Mas o campo é fértil para o
conserto, mesmo que lento e individualizado, através do trabalho do
treinamento, programas de inteligência emocional, meditação grupal, constelação
empresarial, criatividade de consultores, até ginástica de descompressão. Um bom local de trabalho ajuda a melhorar a
vida das pessoas e do país.
Eis aqui mais um ponto que deve ser levado em consideração como item dos
fundamentos da Economia e seu crescimento sustentável. O local de trabalho é em
verdade, pelo número de horas ali passadas, a casa do cidadão, embora quase
ninguém o entenda como tal. Sua
qualidade tem efeitos pessoais e coletivos.

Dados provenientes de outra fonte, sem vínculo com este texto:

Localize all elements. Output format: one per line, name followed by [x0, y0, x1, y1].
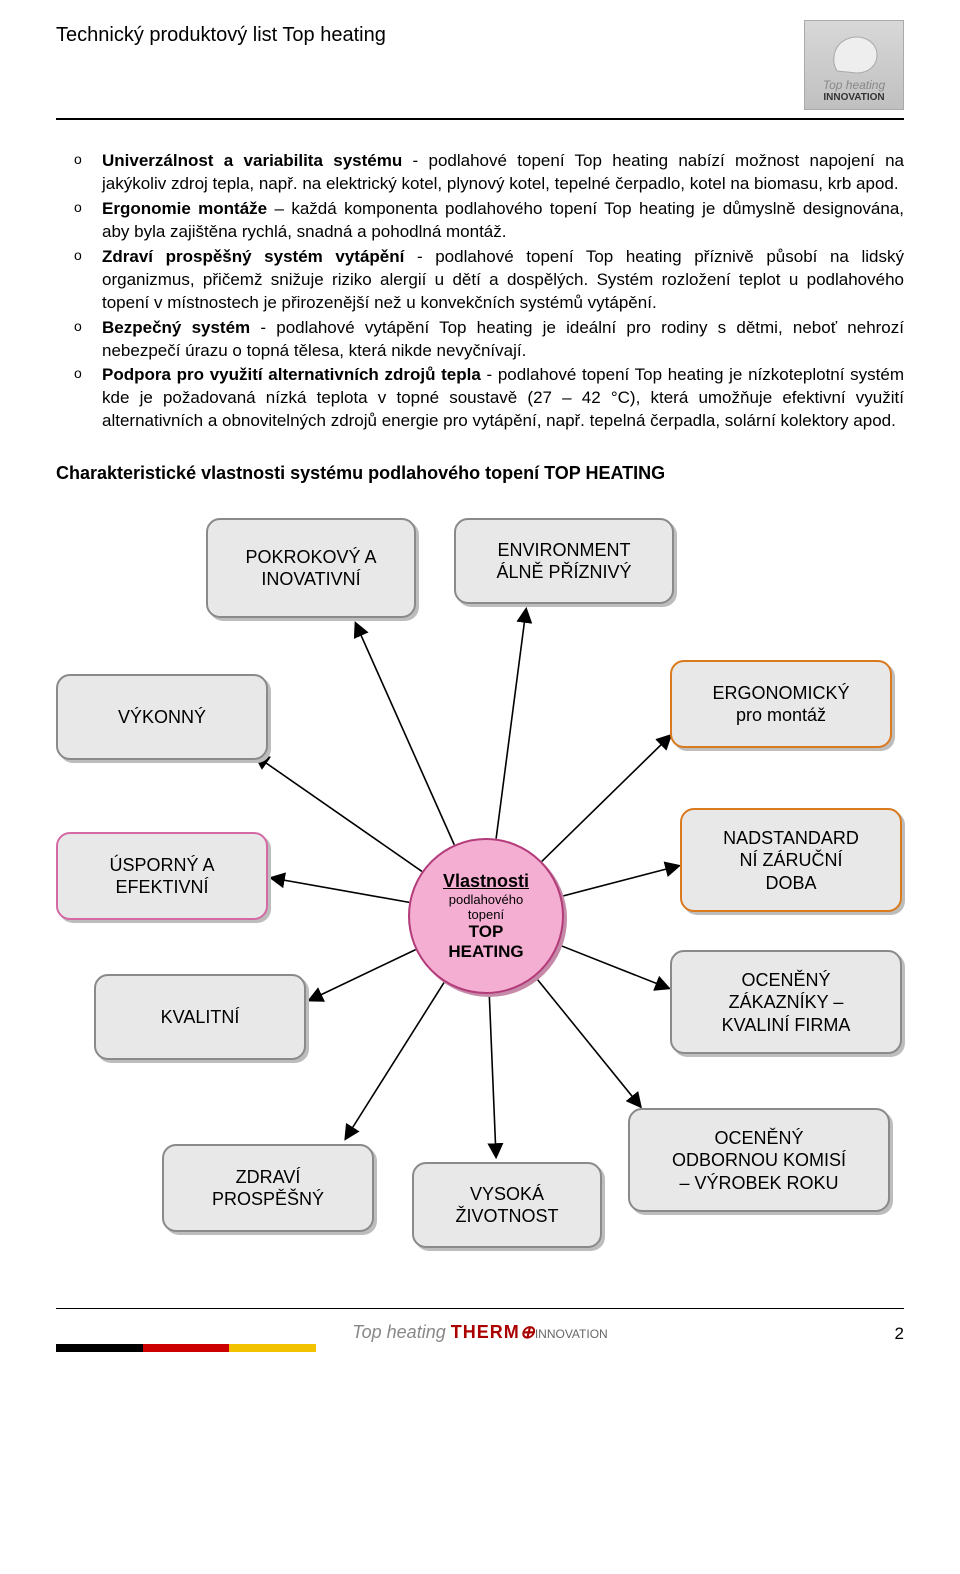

Todos devem trabalhar para chegar a
um nível melhor, a um local que não seja tão agressivo. Não é questão de dinheiro, de pleitear compensações
materiais pela insegurança, instabilidade, sofrimento e agonia; é questão de
saúde e de vida. Só mentes despreparadas pensam que por dinheiro vale vender a
vida. O esforço tem que ser de todos os humanos em construir o local onde não
seja exigido tanto ego, umbigo. Com o esforço de todos poder-se-á chegar a mais diálogo, estudo, esclarecimento, luz.